Military leaders are likely to focus on the relative ease with which rebels such as Arabi and former colonel Riad al-Assad, who commands a separate force from southern Turkey, are able to slip across the border and help with decision making.

Arabi said he shuttled to Homs most weeks. And the former colonel’s men are known to use routes to Idlib in the north, where they claim to have established a haven.

For the Free Syria Army, however, a large obstacle stands in front of their ultimate goal – the fall of the Assad regime. The senior military leadership and the Syrian establishment remain entwined by members of the Alawite sect, to which the Assad clan belongs. There have been no known defections from any senior establishment position.

In a sign of the enduring strength of key military units, the Fourth Division, controlled by Bashar al-Assad’s brother, Maher, moved into the National hospital in Homs on Wednesday, setting up what appeared to be a large command post.

However, Arabi believes momentum will soon swing fully in the guerrillas’ favour. “If we can get a UN resolution on a no-fly zone, this will all be over in 24 hours,” he said. “There are thousands who are too scared to move before they know it’s safe to do so.”

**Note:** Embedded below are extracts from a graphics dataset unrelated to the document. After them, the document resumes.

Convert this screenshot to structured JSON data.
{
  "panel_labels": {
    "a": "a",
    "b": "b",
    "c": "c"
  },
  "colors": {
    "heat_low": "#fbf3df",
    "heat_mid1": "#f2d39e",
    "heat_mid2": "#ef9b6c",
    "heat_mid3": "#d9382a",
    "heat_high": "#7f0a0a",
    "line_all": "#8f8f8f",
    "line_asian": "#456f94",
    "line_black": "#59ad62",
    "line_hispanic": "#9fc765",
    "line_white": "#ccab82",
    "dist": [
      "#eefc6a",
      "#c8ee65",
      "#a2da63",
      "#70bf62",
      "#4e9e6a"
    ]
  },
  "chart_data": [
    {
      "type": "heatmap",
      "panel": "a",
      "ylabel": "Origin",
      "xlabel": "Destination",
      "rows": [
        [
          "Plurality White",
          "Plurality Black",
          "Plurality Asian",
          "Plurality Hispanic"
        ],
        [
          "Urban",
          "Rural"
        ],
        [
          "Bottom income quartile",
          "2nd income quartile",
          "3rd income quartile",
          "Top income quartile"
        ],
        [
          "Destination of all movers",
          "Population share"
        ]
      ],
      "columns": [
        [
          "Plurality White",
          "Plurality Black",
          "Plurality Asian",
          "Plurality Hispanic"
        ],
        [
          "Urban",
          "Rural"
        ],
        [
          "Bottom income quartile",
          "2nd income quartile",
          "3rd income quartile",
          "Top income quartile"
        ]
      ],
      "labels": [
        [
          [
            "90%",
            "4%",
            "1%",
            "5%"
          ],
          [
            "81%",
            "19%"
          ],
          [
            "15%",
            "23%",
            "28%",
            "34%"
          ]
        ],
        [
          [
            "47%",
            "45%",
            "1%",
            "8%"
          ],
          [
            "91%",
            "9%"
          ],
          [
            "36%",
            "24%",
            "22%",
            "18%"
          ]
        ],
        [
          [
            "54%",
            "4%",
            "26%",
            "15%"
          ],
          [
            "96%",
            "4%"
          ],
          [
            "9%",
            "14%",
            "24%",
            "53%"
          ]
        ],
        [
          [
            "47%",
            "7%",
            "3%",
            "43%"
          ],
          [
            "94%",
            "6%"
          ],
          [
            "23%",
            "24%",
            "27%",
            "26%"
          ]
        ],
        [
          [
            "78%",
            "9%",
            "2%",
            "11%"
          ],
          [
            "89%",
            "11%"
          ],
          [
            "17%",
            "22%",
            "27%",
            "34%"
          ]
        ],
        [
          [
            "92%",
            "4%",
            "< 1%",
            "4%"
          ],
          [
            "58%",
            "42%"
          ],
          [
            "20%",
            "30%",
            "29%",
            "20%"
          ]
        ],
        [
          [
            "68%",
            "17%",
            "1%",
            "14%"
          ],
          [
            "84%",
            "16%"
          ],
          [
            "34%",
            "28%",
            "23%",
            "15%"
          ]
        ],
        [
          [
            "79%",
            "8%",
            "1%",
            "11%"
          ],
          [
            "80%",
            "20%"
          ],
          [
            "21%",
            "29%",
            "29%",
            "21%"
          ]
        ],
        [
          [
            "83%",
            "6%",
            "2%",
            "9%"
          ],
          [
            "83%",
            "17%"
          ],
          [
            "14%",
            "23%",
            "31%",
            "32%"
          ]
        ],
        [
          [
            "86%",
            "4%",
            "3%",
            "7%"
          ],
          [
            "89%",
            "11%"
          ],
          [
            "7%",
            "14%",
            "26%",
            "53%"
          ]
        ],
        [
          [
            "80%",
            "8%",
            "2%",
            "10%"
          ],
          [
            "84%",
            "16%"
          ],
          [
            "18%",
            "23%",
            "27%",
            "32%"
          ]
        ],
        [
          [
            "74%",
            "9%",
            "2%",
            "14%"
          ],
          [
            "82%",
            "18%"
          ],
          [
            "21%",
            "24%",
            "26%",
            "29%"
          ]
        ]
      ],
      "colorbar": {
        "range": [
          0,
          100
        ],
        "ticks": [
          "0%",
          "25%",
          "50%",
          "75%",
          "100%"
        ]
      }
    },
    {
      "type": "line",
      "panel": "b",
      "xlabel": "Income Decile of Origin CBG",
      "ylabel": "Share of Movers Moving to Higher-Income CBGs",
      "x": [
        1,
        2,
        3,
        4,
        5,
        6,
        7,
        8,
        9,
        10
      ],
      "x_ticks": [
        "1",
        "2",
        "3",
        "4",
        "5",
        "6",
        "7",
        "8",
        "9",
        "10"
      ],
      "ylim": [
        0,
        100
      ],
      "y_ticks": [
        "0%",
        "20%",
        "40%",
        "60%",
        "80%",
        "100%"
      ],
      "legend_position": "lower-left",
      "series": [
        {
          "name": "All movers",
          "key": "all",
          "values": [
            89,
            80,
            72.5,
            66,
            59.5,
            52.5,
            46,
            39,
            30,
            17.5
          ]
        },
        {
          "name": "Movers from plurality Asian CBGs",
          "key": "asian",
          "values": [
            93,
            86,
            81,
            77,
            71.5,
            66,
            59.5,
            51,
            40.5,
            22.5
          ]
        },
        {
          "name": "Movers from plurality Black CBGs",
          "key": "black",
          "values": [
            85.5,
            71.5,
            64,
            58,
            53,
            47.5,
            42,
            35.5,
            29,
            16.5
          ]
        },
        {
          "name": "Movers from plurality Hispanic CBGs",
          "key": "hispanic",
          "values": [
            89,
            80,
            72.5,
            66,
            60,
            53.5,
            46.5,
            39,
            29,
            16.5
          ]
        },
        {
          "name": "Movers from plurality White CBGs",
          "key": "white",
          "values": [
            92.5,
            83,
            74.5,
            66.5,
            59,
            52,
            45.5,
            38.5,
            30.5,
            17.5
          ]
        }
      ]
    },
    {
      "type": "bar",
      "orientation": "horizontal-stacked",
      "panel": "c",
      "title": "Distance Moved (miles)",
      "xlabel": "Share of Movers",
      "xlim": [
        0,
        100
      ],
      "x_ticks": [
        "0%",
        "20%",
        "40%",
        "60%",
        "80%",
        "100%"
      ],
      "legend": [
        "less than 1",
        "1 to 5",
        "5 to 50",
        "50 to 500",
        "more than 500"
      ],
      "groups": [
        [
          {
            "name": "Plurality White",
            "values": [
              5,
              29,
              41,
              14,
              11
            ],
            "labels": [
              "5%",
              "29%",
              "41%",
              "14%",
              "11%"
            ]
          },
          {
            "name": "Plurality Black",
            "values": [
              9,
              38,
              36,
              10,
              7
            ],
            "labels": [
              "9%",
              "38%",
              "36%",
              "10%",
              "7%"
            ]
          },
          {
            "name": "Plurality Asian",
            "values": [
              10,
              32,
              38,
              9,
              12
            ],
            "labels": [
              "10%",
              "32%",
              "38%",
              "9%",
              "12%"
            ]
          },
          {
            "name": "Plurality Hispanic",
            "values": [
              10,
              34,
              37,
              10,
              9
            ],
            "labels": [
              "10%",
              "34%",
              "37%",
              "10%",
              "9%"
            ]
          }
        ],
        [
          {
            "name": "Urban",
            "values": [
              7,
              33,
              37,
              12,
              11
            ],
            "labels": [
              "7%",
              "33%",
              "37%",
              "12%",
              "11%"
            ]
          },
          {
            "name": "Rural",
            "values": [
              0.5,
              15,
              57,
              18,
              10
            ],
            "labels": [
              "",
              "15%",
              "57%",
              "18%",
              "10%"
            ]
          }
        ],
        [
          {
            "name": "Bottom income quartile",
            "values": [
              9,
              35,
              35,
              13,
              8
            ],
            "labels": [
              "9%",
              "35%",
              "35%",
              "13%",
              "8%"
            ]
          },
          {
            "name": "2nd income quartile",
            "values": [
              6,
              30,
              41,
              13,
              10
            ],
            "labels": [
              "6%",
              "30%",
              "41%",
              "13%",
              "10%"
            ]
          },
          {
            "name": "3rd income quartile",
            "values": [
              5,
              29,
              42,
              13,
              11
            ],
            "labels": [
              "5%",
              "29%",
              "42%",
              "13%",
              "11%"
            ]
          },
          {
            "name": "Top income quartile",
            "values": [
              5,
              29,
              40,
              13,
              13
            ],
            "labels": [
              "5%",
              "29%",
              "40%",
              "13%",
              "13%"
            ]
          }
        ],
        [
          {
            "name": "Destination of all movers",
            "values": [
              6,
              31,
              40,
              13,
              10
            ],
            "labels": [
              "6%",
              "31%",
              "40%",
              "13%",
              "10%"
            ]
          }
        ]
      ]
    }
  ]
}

Before leaving Wadi Khaled, Arabi joined us on a drive along rain-soaked ridge lines and valleys. A black-and-white scarf bound tight around his head to ward off the cold, he pointed across a muddy field, where he said a friend was killed in a recent battle as he tried to return to Homs. Under grey foreboding skies, it looked like the Yorkshire moors.

At a point down the valley he showed us a Syrian position tucked into a tree line. “I know all of their places,” he said. “We have to.”

With that, Arabi said he had a meeting to attend and bade us farewell. He said he never slept in Wadi Khaled, moving between nearby villages at night to evade Syrian spies or their Lebanese proxies. “When this is all over, we will meet for lunch in Homs.” (The Guardian, 17 novembre 2011).